Standing out against a slate background, modelled in white wax, are the three crosses with Christ and the two thieves. A multitude of people is depicted at the foot of the cross, men are busy lifting and anchoring the crosses, Roman centurions on horseback are pointing their spears at Christ, and figures in oriental dress are arguing. The commotion seems to spread to the foreground, crossing over the rocks, the only hint of Mount Golgotha: on the right, two soldiers are fighting over Christ’s garments, while two others, armed with daggers, are fighting each other; on the left, the Virgin Mary is fainting, overpowered by grief, and supported by the Pious Women and Mary Magdalene, and St John the Evangelist is praying.
The sumptuous and elaborate frame in ebony, bronze, lapis lazuli and semiprecious stones is of the same period as the bas-relief; the whole piece is documented in the Borghese collections from 1619. The Crucifixion of Christ has been attributed to Guglielmo della Porta on the basis of stylistic similarities with another relief in Stockholm and with some drawings in the Kunstakademie in Düsseldorf.
The frame, in the form of an aedicule, is entirely decorated in semi-precious stone inlay: crowned at the top by a mixtilinear tympanum resting on a plain architrave, it has two pilasters at this sides with gilded Ionic capitals. The base is punctuated by mirrors with circular inlays of white marble and a floral motif in the centre. It is devoid of the volumes that characterise some of the best examples of frames of the time, and should instead be equated with some of the “stipetti” (cabinets) and “studioli”(studies) commonly found in 16th-century Rome, pieces that can be seen in the Capitoline Museums (Opere, 1971-1972, p. 48). This similarity dates it to the same years in which the relief that it frames was probably made.
Borghese Collection, documented in 1619 (Archivio Segreto Vaticano, Archivio Borghese, Nota delle gioie consegnate a D. Marcantonio Senior, 1619, no. 292); Inventario Fidecommissario Borghese 1833, p. 15. Purchased by the State, 1902.
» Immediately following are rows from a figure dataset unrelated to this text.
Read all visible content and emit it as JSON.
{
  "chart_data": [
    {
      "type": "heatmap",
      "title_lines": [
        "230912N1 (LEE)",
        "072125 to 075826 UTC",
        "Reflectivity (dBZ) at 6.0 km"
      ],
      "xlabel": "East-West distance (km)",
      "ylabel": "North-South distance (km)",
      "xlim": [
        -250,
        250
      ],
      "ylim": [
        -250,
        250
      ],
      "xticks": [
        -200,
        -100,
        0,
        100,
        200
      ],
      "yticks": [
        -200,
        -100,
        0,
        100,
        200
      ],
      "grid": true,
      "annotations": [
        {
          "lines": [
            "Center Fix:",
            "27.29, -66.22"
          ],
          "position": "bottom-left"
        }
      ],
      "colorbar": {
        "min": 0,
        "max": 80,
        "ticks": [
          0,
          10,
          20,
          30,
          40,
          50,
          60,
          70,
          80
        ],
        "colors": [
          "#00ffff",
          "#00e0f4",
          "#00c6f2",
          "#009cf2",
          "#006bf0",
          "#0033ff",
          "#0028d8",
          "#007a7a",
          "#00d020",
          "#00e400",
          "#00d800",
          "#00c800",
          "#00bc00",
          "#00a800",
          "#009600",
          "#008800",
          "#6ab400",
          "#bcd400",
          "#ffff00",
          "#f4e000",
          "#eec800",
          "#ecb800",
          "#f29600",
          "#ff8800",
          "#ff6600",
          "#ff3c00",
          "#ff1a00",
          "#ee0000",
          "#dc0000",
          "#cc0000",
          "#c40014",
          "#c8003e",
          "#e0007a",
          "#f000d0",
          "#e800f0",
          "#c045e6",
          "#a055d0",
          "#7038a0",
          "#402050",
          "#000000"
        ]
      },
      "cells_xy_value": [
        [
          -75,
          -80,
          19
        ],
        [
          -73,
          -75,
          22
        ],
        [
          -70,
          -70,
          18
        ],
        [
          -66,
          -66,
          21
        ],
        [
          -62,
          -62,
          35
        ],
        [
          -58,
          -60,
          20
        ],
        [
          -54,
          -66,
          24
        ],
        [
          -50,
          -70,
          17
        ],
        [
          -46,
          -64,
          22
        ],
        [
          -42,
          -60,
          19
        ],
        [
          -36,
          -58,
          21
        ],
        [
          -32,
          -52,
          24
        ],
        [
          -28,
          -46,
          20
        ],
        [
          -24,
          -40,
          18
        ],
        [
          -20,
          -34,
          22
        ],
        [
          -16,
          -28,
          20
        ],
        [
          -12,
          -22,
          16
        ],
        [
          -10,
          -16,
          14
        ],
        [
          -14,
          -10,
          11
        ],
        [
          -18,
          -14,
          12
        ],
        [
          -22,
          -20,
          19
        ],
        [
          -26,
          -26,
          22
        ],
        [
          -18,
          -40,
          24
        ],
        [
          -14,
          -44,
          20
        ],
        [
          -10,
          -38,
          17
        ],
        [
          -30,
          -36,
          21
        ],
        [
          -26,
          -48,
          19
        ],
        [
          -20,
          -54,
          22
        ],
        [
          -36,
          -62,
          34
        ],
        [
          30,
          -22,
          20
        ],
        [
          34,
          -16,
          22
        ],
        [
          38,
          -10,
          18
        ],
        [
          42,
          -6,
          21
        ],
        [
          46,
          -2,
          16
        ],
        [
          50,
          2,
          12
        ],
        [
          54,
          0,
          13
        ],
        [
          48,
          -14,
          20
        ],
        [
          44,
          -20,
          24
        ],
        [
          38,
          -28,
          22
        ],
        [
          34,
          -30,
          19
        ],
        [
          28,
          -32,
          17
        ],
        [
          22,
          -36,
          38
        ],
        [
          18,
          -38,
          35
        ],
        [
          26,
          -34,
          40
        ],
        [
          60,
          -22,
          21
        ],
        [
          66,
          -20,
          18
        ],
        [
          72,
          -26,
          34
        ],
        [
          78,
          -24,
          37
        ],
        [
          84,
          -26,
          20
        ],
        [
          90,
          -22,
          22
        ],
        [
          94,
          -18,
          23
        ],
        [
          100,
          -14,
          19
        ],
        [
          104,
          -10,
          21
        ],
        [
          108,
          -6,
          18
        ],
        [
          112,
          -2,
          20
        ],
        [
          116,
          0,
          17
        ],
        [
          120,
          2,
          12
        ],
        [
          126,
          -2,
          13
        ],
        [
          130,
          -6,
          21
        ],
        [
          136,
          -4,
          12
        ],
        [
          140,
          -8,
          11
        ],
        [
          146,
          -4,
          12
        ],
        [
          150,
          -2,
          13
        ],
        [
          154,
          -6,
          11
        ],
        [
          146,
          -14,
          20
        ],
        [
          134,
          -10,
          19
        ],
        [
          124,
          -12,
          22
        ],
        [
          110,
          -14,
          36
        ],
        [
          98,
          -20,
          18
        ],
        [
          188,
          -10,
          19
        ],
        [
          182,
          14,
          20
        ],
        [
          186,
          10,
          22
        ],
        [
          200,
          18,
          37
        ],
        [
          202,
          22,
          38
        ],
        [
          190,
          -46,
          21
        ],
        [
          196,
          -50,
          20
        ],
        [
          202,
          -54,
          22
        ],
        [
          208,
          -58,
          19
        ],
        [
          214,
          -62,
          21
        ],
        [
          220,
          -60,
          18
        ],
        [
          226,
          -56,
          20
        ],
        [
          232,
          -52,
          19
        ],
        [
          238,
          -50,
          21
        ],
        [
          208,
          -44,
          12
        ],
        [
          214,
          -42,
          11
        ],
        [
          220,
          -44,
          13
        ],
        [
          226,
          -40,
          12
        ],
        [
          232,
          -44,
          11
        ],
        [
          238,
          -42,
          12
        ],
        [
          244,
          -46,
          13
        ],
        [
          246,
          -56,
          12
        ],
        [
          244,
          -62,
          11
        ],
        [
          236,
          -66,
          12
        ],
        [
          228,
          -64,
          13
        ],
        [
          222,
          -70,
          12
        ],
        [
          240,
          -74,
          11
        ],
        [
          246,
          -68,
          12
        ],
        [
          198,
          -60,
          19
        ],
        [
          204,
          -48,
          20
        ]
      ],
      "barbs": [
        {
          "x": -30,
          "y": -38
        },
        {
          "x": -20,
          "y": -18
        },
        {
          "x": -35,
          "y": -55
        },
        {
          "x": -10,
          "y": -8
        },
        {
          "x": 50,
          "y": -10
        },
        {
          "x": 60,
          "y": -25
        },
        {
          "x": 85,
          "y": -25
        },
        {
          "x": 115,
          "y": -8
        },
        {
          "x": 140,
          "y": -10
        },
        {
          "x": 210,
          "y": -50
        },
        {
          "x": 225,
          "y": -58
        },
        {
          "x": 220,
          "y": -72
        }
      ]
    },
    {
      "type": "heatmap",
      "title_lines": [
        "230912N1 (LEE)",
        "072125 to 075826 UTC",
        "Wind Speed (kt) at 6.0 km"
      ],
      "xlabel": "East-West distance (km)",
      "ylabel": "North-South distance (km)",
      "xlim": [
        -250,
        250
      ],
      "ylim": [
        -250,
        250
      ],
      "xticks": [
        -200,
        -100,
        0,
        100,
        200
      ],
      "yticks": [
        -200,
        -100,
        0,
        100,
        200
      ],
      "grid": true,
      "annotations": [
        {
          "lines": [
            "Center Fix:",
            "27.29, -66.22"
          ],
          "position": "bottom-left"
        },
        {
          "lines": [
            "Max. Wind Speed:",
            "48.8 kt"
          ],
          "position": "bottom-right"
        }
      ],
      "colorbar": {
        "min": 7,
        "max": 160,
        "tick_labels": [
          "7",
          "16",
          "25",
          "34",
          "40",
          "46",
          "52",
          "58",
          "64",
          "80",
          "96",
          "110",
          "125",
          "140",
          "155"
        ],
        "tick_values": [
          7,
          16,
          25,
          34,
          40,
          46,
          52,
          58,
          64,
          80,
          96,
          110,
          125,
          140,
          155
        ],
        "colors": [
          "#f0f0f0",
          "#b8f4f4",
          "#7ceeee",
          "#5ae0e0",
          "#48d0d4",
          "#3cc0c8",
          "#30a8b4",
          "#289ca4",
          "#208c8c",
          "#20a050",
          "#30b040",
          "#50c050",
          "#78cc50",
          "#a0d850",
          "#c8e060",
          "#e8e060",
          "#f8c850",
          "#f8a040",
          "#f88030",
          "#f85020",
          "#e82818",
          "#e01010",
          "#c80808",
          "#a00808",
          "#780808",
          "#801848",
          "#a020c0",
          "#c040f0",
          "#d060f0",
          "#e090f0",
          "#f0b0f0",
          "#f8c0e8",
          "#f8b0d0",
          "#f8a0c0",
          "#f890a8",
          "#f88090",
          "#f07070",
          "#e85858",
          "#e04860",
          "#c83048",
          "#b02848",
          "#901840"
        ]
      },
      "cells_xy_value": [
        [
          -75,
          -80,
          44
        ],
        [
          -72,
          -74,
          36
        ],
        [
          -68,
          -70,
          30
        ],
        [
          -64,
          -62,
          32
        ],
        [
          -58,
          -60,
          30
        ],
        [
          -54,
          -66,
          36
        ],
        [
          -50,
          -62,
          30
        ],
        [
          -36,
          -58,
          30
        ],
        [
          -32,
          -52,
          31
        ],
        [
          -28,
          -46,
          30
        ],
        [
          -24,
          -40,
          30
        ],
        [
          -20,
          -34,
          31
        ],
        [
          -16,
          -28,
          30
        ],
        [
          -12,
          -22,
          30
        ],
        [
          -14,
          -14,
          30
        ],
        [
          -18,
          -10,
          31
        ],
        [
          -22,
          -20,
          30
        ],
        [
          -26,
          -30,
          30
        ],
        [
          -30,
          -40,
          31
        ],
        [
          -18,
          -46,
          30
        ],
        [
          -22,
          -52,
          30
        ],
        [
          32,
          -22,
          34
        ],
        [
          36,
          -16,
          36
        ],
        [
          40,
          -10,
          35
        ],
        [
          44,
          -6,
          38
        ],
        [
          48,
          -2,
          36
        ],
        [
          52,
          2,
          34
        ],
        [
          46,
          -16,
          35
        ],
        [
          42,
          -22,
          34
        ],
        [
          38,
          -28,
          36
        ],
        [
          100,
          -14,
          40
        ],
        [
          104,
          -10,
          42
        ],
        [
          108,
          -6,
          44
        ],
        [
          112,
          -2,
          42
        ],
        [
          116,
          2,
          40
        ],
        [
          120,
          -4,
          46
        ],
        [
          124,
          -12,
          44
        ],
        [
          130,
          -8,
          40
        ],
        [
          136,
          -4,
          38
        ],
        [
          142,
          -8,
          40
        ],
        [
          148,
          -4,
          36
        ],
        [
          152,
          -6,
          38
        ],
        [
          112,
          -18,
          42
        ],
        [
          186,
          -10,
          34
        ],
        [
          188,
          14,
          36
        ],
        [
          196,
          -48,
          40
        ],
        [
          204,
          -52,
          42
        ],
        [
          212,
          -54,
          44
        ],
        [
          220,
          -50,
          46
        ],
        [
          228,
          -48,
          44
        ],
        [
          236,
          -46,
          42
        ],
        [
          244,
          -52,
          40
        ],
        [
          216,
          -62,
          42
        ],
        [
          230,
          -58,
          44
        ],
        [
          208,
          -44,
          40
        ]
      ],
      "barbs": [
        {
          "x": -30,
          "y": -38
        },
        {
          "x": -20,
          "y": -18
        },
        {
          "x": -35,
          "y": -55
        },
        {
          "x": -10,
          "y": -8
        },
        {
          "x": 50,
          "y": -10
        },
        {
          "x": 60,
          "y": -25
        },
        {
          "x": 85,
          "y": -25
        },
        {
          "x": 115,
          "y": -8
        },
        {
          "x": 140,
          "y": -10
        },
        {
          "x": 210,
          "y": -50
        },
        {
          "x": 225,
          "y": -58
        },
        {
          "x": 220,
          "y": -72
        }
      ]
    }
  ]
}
The relief is characterised by its clear, two-tone colouring, with the dark slate background emphasising the figures modelled in white wax, especially in the upper part where the three crosses immediately capture the observer’s attention, immersing him in the dark and dramatic atmosphere of the scene. On the cross at the centre is Christ, his head tilted. Facing him, on the cross tothe left, is the good thief, his arms outstretched and raised, in a gesture of prayer; on the right, the bad thief instead has his backturned to Christ and his arms affixed to the cross, from which he hangs lifeless. Numerous men are involved with the crucifixion, surrounded by ladders, saws and other tools and incited by Roman soldiers on horseback and turbaned figures talking. In the foreground on the left are the Virgin, supported by the Pious Women and Mary Magdalene. St John, his face filled with despair, is praying. On the right, two soldiers are fighting over Christ’s robes, and two others armed with daggers take each other on. The relief has a wealth of detail and, especially in the figures in the foreground, is characterised by accentuated modelling, detailed and deeply carved drapery to emphasise the gestures and movements.
How and when the relief entered the Borghese collections is not known. It is mentioned for the first time in an inventory of the Borghese collection in 1619 (Archivio Segreto Vaticano, Archivio Borghese, Nota delle gioie consegne a D. Marcantonio Senior, 1619, no. 292). Montelatici (1700, p. 304) recalls it in one of the small rooms on the first floor of the Villa Pinciana, where it was exhibited with four other reliefs, all made with different materials. Venturi argued that it was of the School of Michelangelo (1893, p. 218), while Middeldorf named Guglielmo Della Porta as its author, for the first time, based on a comparison with some of the artist’s drawings in the Kunstakademie in Düsseldorf. The scholar, rereading a passage from the Lives in which Vasari speaks of 14 models for reliefs made by the sculptor for bronze castings, suggested that this work might be one of them (although the dimensions do not match). He also assumed that a pupil of the sculptor had worked on some of the details, naming the Flemish Jacob Cobaert (Middeldorf 1935, pp. 90-96). Despite the fineness of the details, Faldi believed it was unlikely that this could be an autonomous work, that such a hypothesis would be contradicted by the use of white wax, and that the relief was a preparatory work for a metal casting (1954, p. 51). Herrmann Fiore refers to a bronze door for St Peter’s Basilica (1999, p. 38); commissioned to Guglielmo della Porta by Pope Pius IV and never made. It must have consisted of eight panels, necessarily larger than the present relief (Extermann 2012, pp. 67-69).
The attribution to Della Porta, accepted by Venturi (1937, p. 544) and della Pergola (1951, p. 37), is not reported by De Rinaldis, who opts for an unknown Flemish sculptor (1948, p. 53). More recently, Gabhart pointed out a close correlation with a Deposition in gold in the Walters Gallery, New York (Gabhart 1968-69, p. 31).